Mild hypothermia may be induced during neurosurgery for brain protection. However, its effect on propofol requirement has not been defined. Accordingly, we tested the hypothesis that 3 degrees C of core hypothermia decreases the propofol blood concentration at which patients respond to command (CP50-awake) in neurosurgical patients. Forty patients were anesthetized with alfentanil 50 microg/kg i.v., nitrous oxide, propofol target-controlled infusion, and rocuronium. The bispectral index (version 3.12) was monitored continuously. Patients were randomized to a core temperature of 34 degrees C or 37 degrees C. At the end of surgery, neuromuscular blockade was reversed, nitrous oxide was ceased, and propofol was infused to achieve a blood target determined by the previous patient's response. Responsiveness to command was assessed 15 min later. Results were analyzed with logistic regression models; P < 0.05 was considered statistically significant. The CP50-awake of propofol was 3.05 microg/mL (95% confidence interval, 2.34-3.66). Propofol concentration, but not core temperature, predicted loss of response to command (odds ratio, 11.76; 95% confidence interval, 2.40-57.63; P < 0.01). Core temperature did not alter the relationship between bispectral index and response to command. Propofol infusion regimens may not require adjustment during mild hypothermia.

IMPLICATIONS

Neurosurgical patients may be allowed to become mildly hypothermic during anesthesia in an effort to provide brain protection. Propofol maintenance infusion doses may not require adjustment in these patients.

摘要

未标注

在神经外科手术期间可诱导轻度低温以保护大脑。
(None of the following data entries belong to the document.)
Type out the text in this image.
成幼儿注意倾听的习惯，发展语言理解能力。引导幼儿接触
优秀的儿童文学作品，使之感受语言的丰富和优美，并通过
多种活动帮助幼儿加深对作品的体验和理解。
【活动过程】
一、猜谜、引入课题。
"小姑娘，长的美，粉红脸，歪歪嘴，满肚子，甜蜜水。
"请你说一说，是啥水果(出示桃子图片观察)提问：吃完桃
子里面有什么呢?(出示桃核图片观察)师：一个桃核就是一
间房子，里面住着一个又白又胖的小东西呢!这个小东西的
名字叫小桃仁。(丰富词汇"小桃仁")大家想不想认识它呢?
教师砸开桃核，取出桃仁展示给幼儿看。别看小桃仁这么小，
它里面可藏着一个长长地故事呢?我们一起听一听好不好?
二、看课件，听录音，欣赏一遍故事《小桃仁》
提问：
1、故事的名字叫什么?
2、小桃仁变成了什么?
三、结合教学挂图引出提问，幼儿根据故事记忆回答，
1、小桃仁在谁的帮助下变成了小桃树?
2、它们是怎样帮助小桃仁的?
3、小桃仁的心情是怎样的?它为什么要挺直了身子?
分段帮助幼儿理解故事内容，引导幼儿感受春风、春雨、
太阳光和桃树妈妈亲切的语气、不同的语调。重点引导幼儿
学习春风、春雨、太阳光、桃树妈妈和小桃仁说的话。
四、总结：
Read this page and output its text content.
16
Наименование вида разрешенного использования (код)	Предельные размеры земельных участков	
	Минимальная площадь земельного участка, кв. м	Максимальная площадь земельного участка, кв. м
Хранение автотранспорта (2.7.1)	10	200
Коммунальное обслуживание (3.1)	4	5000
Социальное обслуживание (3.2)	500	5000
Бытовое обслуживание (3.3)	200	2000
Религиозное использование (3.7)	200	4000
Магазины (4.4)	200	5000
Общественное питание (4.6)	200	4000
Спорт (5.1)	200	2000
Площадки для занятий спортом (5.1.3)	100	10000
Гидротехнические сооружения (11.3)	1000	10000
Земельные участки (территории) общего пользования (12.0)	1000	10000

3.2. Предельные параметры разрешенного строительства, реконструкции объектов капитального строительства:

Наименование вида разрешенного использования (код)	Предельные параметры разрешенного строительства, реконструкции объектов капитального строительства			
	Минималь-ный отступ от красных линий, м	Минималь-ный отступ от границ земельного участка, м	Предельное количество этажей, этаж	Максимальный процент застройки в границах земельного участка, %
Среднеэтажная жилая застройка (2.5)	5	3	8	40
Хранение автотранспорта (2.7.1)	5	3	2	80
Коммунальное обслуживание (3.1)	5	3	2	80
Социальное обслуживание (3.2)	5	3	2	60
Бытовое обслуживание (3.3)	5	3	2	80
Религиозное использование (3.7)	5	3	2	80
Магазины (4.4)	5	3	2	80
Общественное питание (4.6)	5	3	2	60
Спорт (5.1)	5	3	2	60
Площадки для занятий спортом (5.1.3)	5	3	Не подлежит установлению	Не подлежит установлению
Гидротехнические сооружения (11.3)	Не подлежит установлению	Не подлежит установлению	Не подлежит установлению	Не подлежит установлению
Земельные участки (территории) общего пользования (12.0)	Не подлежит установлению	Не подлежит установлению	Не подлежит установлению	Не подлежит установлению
然而,其对丙泊酚需求量的影响尚未明确。因此,我们检验了这样一个假设:在神经外科手术患者中,3℃的核心体温降低可降低患者对指令做出反应时的丙泊酚血药浓度(清醒状态下的半数有效浓度[CP50-awake])。40例患者接受了静脉注射50μg/kg阿芬太尼、氧化亚氮、丙泊酚靶控输注和罗库溴铵麻醉。持续监测脑电双频指数(版本3.12)。患者被随机分为核心体温34℃或37℃组。手术结束时,逆转神经肌肉阻滞,停止氧化亚氮吸入,并输注丙泊酚以达到根据前一位患者反应确定的血药目标浓度。15分钟后评估对指令的反应性。结果采用逻辑回归模型分析;P<0.05被认为具有统计学意义。丙泊酚的清醒状态下的半数有效浓度为3.05μg/mL(95%置信区间,2.34 - 3.66)。丙泊酚浓度而非核心体温可预测对指令反应的丧失(优势比,11.76;95%置信区间,2.40 - 57.63;P<0.01)。核心体温并未改变脑电双频指数与对指令反应之间的关系。在轻度低温期间,丙泊酚输注方案可能无需调整。

启示

为了提供脑保护,神经外科手术患者在麻醉期间可允许出现轻度低温。这些患者的丙泊酚维持输注剂量可能无需调整。